Laik ve demokratik bir Türkiye’de;

• Halen yürürlükte olan 12 Eylül Anayasası, hukuki ve toplumsal sonuçlarıyla birlikte ortadan kaldırılmalı, laik ve demokratik yeni bir Anayasa hazırlanmalıdır.

• 12 Eylül darbecilerinin yargılanmasını engelleyen her türlü yasal engel kaldırılmalı, darbeciler yargılanmalıdır.

• %10 barajı gibi demokratik olmayan ve milyonlarca seçmeni yok sayan seçim yasası derhal kaldırılmalı, demokratik ve yeni bir seçim yasası hazırlanmalıdır.

• 1 Mayıs 1977, Maraş, Sivas, Abdi İpekçi, Uğur Mumcu, Hrant Dink gibi katliamlarının gerçek suçlularının ortaya çıkarılması için özel araştırma komisyonları kurulmalıdır.

• 1 Mayıs emeğin bayramı olarak yasallaşmalıdır.

• Eğitim ve sağlık sistemi, bütün toplumsal grupların sosyal, demokratik ve politik farklarına bakmadan eşit haklarla yararlandıkları ücretsiz bir sisteme kavuşturulmalıdır.

 

Laik ve demokratik bir Türkiye’de;

 

• Alevilik, yasal ve anayasal olarak tanınmalıdır.

• Cemevleri, bir inanç merkezi olarak kabul edilmeli, altyapı hizmetleri ücretsiz verilmelidir.

• Diyanet İşleri Başkanlığı kaldırılmalıdır.

• Devlet laiklik ilkesi gereği bütün inançlara eşit mesafede durmalıdır.

• Zorunlu din dersleri kaldırılmalıdır.

• Alevilere ve farklı inançlara yönelik, yazılı ve görsel alanda, ders kitaplarında her türlü iftira, haksız yakıştırma, karalama durdurulmalı, bunları yapanlar cezalandırılmalıdır.

• Muharrem Orucu, Aşure günü gibi Alevilerle ilgili kutsal günler, bütün diğer inançların kutsal günlerinde olduğu gibi kamuya ait kurumlarda ve medyada duyurulmalı ve diğer dini günler gibi, resmi bir statüye kavuşturulmalıdır.

• Hacı Bektaş Veli Dergahı müze olmaktan çıkartılıp, bir inanç merkezi olarak asli sahiplerine teslim edilmelidir.

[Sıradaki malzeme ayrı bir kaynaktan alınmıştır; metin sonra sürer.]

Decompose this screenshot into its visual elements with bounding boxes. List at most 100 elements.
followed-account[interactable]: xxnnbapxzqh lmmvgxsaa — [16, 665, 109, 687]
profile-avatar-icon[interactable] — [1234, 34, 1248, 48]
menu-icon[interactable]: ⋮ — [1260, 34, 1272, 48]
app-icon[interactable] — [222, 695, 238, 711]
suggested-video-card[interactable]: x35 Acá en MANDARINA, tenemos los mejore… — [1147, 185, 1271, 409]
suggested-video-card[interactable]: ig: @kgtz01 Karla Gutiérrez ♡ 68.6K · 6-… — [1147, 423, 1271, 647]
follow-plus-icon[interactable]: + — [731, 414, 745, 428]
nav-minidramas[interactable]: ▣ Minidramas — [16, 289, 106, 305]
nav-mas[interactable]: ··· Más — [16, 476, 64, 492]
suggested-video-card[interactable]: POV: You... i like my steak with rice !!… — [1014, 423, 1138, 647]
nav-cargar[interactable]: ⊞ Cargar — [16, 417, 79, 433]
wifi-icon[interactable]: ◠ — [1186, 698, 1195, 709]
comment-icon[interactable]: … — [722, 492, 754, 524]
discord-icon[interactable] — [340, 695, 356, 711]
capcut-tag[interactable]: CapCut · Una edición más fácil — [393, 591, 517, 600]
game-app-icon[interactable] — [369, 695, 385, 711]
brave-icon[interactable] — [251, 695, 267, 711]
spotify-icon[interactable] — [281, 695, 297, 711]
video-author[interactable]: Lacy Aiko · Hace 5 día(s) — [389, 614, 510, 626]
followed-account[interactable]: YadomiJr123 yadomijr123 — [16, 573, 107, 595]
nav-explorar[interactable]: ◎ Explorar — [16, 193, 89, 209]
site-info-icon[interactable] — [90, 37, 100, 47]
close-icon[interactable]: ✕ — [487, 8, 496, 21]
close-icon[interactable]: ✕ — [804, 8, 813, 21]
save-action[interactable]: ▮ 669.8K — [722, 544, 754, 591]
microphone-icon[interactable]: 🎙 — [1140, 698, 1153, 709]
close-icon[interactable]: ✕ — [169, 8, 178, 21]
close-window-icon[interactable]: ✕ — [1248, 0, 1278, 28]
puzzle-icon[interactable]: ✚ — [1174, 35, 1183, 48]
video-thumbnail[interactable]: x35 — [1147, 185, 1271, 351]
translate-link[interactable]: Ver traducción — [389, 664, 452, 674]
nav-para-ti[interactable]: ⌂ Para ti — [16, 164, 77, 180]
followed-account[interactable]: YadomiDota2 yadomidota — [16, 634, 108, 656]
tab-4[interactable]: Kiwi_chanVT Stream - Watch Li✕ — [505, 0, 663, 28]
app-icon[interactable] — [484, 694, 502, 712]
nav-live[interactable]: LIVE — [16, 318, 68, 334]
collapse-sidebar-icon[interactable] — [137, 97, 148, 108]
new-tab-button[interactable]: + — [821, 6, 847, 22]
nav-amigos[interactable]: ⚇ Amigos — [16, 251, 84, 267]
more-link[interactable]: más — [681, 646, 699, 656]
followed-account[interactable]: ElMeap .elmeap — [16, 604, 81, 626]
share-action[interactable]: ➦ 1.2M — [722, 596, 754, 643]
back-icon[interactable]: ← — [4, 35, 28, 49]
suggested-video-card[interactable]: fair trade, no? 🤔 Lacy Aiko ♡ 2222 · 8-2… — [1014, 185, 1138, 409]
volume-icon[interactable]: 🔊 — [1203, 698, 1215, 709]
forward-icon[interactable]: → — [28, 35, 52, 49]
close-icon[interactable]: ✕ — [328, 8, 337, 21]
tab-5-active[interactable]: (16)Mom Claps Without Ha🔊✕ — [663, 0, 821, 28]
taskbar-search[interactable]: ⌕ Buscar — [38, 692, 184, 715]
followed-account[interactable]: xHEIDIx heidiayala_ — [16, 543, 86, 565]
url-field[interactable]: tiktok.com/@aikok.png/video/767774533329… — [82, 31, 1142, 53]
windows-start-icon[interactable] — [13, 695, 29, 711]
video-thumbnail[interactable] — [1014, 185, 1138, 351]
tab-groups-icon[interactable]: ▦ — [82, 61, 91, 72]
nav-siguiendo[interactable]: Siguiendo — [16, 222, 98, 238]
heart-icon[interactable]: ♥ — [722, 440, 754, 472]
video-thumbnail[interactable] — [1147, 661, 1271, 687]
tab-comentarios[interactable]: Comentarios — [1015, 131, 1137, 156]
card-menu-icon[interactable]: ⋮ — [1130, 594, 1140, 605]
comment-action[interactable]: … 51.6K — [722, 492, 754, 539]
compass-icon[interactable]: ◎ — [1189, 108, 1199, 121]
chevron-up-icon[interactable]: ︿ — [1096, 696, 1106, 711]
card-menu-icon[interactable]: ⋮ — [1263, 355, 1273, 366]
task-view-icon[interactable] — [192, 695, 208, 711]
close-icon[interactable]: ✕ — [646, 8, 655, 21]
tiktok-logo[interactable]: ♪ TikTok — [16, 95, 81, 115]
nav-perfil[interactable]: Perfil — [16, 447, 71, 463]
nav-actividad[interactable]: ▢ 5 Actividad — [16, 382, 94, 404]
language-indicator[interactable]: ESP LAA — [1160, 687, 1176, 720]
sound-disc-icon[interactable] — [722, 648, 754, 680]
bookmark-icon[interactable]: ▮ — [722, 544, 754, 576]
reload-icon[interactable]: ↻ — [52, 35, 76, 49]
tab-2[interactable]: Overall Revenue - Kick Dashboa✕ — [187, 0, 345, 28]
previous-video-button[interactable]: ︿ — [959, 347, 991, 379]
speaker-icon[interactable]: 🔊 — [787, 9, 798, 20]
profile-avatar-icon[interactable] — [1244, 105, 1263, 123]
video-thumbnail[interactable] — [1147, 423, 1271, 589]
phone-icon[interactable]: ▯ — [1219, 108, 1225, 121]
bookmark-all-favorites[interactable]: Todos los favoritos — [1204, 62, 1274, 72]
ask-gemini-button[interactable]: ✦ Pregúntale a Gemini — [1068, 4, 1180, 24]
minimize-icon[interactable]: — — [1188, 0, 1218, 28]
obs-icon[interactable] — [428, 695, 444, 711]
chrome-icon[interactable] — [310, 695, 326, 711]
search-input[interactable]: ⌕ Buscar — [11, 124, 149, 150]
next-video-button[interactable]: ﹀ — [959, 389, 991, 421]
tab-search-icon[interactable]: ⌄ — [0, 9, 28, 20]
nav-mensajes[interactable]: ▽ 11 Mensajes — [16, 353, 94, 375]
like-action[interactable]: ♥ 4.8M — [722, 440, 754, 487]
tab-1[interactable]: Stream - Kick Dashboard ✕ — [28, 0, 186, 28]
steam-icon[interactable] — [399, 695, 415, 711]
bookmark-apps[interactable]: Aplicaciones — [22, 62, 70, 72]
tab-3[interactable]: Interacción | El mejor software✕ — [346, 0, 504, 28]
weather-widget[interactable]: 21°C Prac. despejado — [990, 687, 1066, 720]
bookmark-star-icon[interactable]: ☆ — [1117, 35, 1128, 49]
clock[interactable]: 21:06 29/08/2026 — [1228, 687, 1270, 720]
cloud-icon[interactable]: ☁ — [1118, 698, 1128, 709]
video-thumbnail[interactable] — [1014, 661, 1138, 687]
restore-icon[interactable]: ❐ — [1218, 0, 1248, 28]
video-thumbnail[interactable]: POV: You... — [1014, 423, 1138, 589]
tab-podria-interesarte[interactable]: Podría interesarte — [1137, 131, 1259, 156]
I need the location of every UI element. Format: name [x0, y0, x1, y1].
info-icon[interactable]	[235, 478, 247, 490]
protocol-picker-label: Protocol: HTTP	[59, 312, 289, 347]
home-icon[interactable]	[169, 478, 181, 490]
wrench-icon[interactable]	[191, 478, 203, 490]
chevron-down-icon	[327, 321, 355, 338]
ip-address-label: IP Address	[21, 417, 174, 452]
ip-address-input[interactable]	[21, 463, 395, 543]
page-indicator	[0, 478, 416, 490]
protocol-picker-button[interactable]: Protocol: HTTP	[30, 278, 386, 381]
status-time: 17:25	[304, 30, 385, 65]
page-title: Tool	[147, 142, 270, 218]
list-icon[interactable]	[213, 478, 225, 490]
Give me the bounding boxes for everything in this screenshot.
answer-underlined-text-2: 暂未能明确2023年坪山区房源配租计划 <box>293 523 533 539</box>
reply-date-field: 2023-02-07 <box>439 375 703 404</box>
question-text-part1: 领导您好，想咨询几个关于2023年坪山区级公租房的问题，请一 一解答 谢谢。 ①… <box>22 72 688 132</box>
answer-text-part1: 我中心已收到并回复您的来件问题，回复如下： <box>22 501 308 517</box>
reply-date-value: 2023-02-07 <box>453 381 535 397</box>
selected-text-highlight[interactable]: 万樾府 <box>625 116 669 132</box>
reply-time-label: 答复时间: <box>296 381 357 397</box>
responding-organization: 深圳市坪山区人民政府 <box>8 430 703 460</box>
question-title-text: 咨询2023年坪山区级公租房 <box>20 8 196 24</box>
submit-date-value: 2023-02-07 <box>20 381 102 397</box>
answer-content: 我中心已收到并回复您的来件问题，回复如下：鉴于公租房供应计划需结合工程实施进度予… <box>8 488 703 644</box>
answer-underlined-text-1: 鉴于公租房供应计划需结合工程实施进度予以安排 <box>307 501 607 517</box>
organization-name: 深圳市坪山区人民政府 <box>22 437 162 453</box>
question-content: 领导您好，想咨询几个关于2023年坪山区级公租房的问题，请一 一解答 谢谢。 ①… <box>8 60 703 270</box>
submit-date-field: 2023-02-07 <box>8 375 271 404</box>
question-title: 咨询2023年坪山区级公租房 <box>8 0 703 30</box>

• Sivas’taki Madımak Oteli ’’Barış ve Kardeşlik Müzesi’’ yapılmalıdır!

 

Güçlerimizi birleştirelim, sorumlu davranalım!

Alevi Bektaşi Meclisi, bütün bu yaklaşımların ve yukarıdaki taleplerin hayata geçirilebilmesi için Alevi toplumunu ve genel olarak bütün demokrasi güçlerini sorumluluğa ve tavır almaya davet etmektedir.